O yılardan, bu günlere kadar, bu ülkede yaşayan bir Gazeteci olarak bütün bu safhaların hepsine şahit olmuşumdur. PKK terörü konusunda bugün geldiğimiz noktayı ise itiraf etmeliyim Erdoğan’a borçluyuz.
Şimdi geldiğimiz nokta da öncelikle, bu Hükümetin ve onun başında bulunan Cumhurbaşkanı Recep Tayyip Erdoğan’ı kutlamamız lazım. Kim ne derse desin Erdoğan ülke içindeki Terör olaylarını bitirmiş ve Güneydoğu’da ki PKK eylemleri son bulmuştur.

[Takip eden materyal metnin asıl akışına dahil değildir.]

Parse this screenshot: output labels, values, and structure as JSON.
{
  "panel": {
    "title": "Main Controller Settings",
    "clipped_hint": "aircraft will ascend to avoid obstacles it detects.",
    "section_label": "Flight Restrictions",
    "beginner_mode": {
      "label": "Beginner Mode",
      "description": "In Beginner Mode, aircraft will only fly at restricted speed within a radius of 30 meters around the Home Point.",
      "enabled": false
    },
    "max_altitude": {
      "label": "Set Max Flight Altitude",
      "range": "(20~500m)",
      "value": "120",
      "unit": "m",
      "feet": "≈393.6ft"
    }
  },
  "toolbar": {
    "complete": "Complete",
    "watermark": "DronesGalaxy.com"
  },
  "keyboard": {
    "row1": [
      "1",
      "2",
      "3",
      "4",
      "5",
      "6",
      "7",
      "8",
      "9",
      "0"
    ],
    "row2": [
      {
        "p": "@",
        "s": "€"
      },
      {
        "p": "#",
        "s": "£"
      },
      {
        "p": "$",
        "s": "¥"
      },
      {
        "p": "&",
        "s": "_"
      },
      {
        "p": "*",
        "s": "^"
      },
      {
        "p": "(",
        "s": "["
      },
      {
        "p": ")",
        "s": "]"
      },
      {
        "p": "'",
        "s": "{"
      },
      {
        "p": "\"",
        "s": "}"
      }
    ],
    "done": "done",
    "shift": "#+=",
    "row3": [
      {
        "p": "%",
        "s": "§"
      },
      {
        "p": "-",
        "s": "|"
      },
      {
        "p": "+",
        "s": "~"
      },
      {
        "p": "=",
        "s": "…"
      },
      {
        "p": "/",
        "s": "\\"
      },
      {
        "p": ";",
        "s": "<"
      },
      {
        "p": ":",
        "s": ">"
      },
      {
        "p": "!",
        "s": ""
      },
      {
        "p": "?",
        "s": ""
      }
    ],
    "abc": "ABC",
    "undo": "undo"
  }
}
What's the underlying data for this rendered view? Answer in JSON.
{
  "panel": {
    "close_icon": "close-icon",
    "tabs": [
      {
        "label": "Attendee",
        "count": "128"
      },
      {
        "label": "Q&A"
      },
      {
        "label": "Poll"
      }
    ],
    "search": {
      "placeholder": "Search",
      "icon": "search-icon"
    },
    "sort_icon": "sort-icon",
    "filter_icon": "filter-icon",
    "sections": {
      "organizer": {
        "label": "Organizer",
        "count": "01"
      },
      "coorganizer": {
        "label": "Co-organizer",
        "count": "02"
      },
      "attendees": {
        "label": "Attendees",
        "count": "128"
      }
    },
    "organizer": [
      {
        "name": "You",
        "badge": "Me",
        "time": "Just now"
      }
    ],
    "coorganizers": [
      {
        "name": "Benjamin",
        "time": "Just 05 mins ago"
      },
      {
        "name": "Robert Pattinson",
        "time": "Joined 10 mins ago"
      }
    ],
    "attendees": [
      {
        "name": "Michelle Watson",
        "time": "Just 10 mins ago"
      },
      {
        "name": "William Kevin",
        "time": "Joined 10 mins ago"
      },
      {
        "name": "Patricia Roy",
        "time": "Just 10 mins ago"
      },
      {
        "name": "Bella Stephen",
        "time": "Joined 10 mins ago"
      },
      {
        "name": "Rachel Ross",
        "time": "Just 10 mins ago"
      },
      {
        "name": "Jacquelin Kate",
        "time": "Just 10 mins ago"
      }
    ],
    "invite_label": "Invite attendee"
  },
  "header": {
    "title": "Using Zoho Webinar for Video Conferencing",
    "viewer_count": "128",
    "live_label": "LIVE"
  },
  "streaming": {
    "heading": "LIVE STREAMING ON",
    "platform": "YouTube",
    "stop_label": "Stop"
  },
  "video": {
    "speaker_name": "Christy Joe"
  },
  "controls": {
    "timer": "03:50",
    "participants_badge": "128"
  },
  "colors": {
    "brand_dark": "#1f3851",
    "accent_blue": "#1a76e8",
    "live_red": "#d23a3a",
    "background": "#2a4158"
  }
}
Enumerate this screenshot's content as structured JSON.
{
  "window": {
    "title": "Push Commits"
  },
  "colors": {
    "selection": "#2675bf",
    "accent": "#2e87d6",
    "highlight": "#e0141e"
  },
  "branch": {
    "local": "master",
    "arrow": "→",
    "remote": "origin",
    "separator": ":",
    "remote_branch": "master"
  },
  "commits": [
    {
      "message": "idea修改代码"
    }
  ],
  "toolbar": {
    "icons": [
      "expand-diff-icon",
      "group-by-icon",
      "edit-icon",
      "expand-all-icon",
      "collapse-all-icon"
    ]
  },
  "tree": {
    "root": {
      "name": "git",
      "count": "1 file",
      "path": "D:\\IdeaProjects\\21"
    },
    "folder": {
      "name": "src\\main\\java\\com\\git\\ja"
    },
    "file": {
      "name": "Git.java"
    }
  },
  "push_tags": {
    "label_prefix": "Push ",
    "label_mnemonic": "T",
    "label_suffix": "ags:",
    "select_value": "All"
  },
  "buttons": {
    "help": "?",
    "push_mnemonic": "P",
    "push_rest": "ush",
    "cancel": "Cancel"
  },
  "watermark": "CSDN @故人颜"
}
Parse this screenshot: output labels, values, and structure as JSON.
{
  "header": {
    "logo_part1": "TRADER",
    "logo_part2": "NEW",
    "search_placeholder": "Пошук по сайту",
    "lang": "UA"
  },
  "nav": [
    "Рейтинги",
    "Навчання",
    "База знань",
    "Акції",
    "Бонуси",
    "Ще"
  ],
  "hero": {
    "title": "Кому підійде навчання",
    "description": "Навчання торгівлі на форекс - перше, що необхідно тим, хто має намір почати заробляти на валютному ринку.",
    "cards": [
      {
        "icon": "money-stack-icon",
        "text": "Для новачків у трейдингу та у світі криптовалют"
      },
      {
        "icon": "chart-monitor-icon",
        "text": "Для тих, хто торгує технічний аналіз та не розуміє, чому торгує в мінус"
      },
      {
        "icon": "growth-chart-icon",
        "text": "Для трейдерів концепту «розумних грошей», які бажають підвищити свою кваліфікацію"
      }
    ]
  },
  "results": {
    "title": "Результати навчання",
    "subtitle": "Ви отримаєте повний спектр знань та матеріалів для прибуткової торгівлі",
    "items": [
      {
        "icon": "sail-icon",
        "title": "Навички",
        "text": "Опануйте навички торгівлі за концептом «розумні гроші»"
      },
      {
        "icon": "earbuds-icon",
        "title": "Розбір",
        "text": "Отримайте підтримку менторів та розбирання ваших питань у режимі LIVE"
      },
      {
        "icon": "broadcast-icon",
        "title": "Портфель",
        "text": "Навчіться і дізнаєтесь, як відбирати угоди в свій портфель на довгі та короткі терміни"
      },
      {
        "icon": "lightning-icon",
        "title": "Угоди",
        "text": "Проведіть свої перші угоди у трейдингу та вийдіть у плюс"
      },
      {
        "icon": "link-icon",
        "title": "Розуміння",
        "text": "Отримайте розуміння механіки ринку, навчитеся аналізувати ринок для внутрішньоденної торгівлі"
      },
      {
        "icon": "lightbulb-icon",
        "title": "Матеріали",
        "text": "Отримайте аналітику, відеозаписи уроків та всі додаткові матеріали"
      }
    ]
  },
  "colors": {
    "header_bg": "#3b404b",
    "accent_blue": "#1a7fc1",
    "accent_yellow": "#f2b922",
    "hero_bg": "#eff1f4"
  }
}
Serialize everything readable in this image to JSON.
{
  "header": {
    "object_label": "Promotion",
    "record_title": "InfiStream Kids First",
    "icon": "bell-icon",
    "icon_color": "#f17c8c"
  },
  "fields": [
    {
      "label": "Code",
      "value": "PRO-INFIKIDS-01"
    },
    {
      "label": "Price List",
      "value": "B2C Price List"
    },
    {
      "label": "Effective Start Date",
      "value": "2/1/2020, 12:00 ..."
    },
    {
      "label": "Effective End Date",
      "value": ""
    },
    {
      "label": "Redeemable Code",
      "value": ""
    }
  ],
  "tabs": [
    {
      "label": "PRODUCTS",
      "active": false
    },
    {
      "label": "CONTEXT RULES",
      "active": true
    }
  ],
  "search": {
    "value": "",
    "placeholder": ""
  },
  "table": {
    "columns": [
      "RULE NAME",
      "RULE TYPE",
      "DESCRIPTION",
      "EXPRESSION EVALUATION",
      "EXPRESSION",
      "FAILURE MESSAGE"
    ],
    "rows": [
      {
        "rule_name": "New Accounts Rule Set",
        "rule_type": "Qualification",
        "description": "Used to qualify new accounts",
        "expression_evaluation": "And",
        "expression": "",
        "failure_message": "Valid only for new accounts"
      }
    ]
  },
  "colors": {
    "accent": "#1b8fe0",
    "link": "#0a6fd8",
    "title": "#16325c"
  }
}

Bu başarıyı kimse küçümseyemez. 1970‘li yıllardan itibaren ülkemizi kasıp kavuran şiddet olayları ve 1978 yıllarından itibaren hortlayan PKK eylemlerinin kökü kazınmış, münferit olaylar dışında terör son bulmuştur.
Burada anlamadığım bugün yurt içindeki başarı, yurt dışında özellikle Kandil başta olmak üzere Suriye’de ki PKK ve yan ürünlerine karşı neden aynı başarı gösterilemedi.
Madem bir uzlaşma yolu vardı, neden Cumhur ittifakının dinamikleri önceki yıllar devreye sokulmadı ve önce HDP, sonra DEM olan partiyle bu çözüm yolları aranmadı. Bu hoşgörü gösterilmedi.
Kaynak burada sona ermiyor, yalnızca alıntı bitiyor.